Cakra berhenti menendang dan mendengus dingin, pikirannya tertuju pada kejadian tadi siang di kantin. Ia masih dendam kepada Vano karena anak itu telah berani mempermalukannya!

Ini adalah pertama kalinya korbannya melawan, dan Cakra tidak menyukai perlawanan itu. Entah bagaimana tapi hatinya merasakan ketidaksenangan.

"Cakra, kau ada didalam?"

Cakra mengalihkan pandangannya ke pintu yang diketuk. Menarik nafas pendek, ia berjalan menuju pintu dan membukanya.

Saat pintu terbuka matanya langsung bersitubruk dengan Kelvin yang memandangnya datar. Disampingnya Dirga berdiri dengan kedua tangan yang berada di dalam kantong celananya.

Butuh beberapa detik agar Cakra bereaksi. Ia menarik sudut bibirnya dengan paksa lalu menyuruh mereka berdua masuk.

"Kali ini dihukum apa lagi?"

Saat mereka duduk di kursi yang tersedia di gudang itu, Dirga mengajukan pertanyaan yang membuat Cakra memandangnya tajam.
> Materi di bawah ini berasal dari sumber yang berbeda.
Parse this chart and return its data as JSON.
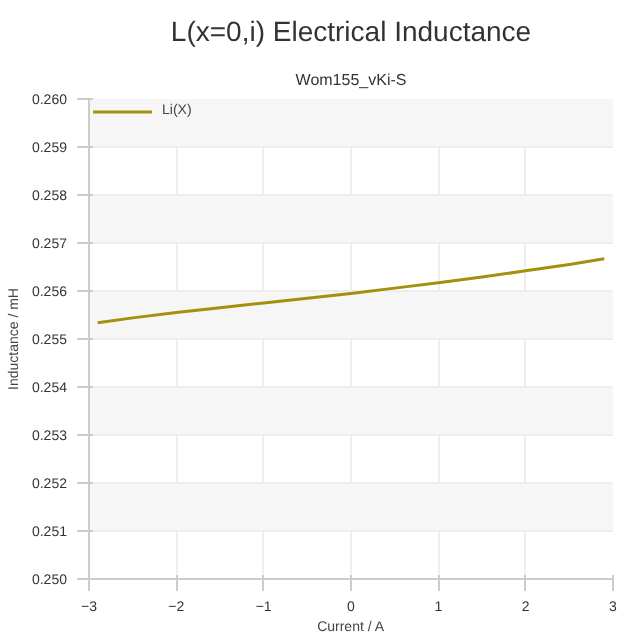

"Haha.. Hampir lupa, kau kan anak kepala sekolah. Pasti kau bebas hukuman, kan? Huh, betapa menyenangkannya itu bagimu!" Dirga berkata dengan sedikit bercanda.

Cakra tidak memperdulikan omong kosong Dirga, ia beralih menatap Kelvin yang sedari tadi diam. "Apakah kau marah karena aku memukul adikmu?"

Kelvin mendongak dengan cepat, "Tentu saja, tidak! Dengar, selama itu di area sekolah kalian bebas menggertak nya. Asal kalian tidak meninggalkan jejak yang bisa dilihat oleh ayahku!" Kelvin berhenti untuk menatap mereka berdua, ia melanjutkan: "Lakukan saja semau kalian, aku tidak perduli.."

Cakra mengangguk puas. Ia meletakkan tangannya ke pundak Kelvin dan menepuk pundaknya beberapa kali. "Ini baru temanku, Kelvin!"

Dirga memutar bola matanya malas, "Kenapa kau hanya berani menggertak adikmu di area sekolah? Tidakkah kau takut guru atau bahkan siswa di sekolah ini melaporkan kepada ayahmu? Ck.ck."

"Aku sudah pernah bilang sebelumnya, kalian tidak perlu tahu alasannya. Cukup lakukanlah sesuka hati kalian." Kelvin melanjutkan di dalam hati: "Karena jika itu di area sekolah, Ayah tidak akan pernah curiga. Karena bagaimanapun Ayah telah mempercayakan anak sial itu, sepenuhnya kepadaku."

Sejenak ruangan itu hening selama beberapa detik, mereka bertiga tenggelam ke dalam pikiran masing-masing.

"Tapi Vano terlihat seperti orang yang berbeda dari sebelumnya. Apakah kalian menyadarinya?" Dirga bertanya untuk memecah kesunyian.